The trend also flies in the face of what has until recently been taken as a given, that the number of patients coming to the emergency room will only keep going up. For years, physicians groups and hospitals have predicted increasing volume in their Emergency Departments and have planned accordingly, often with large facilities expansions.

But data on ER volume at hospitals in Maryland and Washington DC suggest otherwise. All but one of 22 hospitals who submitted data on ER volume last year reported a decrease, many of them in the double digits. In Washington DC, eight hospitals reported a collective drop of 1.8 percent in the last 12 months compared to the year before. In the last three months that drop accelerated to 5.3 percent.

Analysis of Maryland and DC data reveals that, even as overall volume is decreasing, the number of ER patients being admitted to the hospital is either holding steady or in some cases increasing slightly. Though it is difficult to assign a direct causation, the data indicate that a major goal of the Affordable Care Act is being achieved. That is, Emergency Departments are being used more by people who actually need them, and less by people who don’t.

According to Dr. Bill Frohna, Chairman at MedStar Emergency Physicians, the trends represent a successful push on multiple fronts to reduce utilization in healthcare, which has come at least partly in response to public outcry over the high cost of healthcare.
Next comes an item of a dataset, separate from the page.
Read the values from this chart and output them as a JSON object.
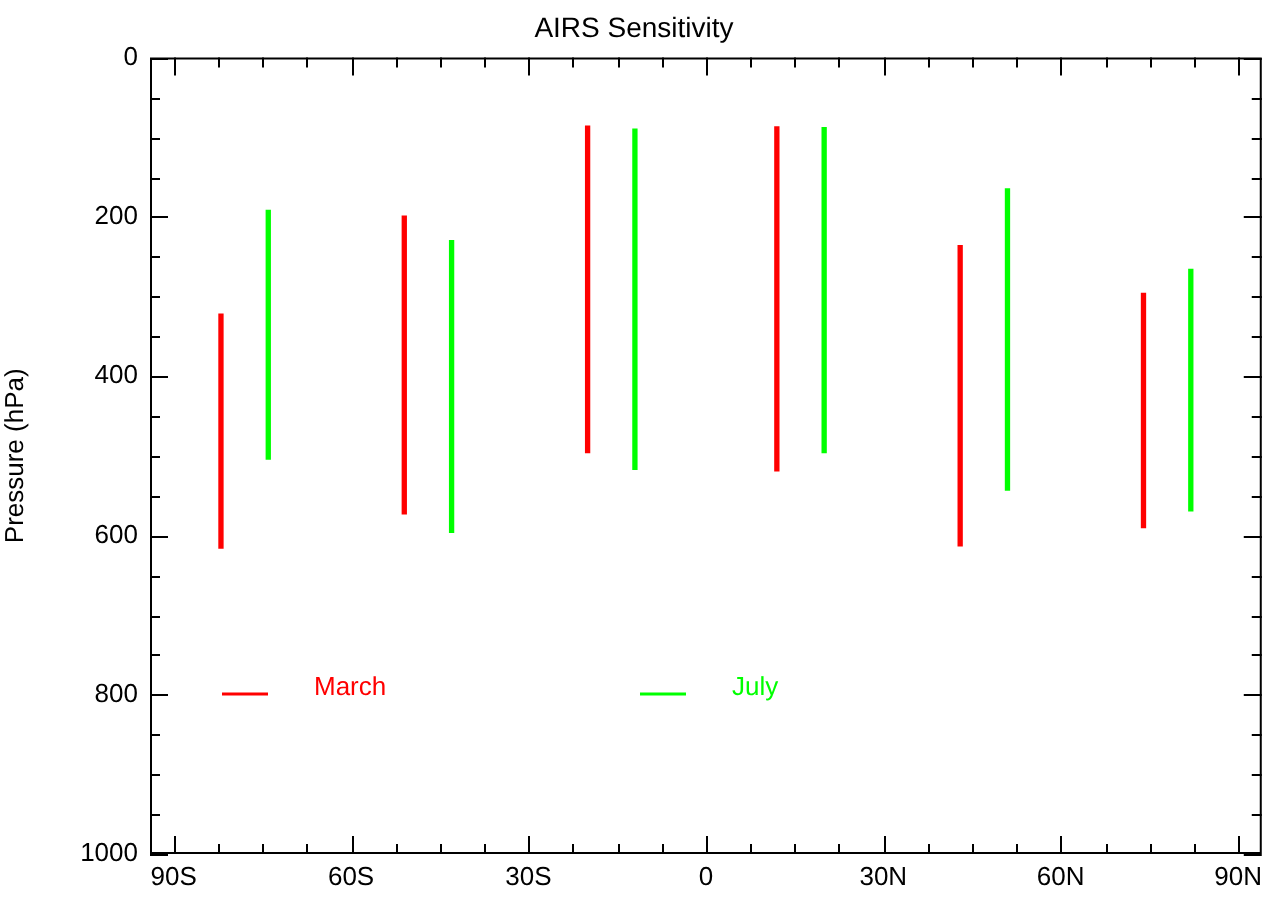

“Emergency medicine has sort of done some of this to ourselves,” Frohna said. “We’ve benefited to some extent by fee for service. But at the same time the public becomes aware of this, and managed care organizations become aware of this, and they say, boy, we can work out a better deal [that saves money].”

In Maryland, hospitals operating under the so-called Total Patient Revenue (TPR) system have an added incentive to reduce costs, sometimes by moving patients out of the ER. But Frohna said he doesn’t think TPR – or similar capitated systems around the country – is necessarily responsible for the drop in volume.

He said recent comments from active members of the Emergency Department Benchmarking Alliance suggest similar trends are occurring in Arizona, Kansas, and other states. “It’s happening all over the country,” he said.